De meus albores pubescentes, estou certo que nada disse a mudinha. O que, contudo, me angustia é não saber com que impressão ela ficou, e como o tempo tudo afagou, não sei mais que faço eu, pra me libertar desse pretérito e iluminado breu. E se entre nós nada aconteceu, foi que não ousei ser Romeu.

Mudinha era uma vizinha, de idade feito à minha, que de meus sonhos por mais de um dia, reinou rainha. Era então nossa rua, eivada de lotes baldios, em meio a um casario modesto, espaçado, trilhas e por todo lado.

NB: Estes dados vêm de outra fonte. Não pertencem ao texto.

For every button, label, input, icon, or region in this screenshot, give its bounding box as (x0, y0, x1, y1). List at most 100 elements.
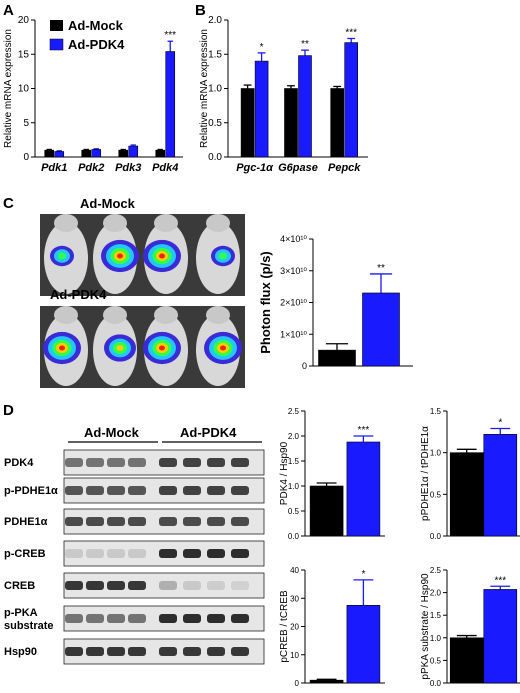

Não me cumprimentava, mas tudo eu lhe relevava, pois de lote em lote, com trouxa ou pote andava, e nunca me fez cara brava. Será que, silente, e divinamente rezava? Ou me execrava?

Vi se avolumarem seus peitinhos, sua silhueta ganhar sinuosidade, acne da mocidade, mas será que me tomava pro fra(u)de?

E se por um lado a espiava, por outro, solitários pecados expiava, o coração baloiçava, a mente se depravava e, indassim, era um doce suplício que eu antegozava.

Mas o tempo foi inclemente, inexorável, quinau passou na gente. Mudo ela me deixou, sem um adeus, quando se mudou.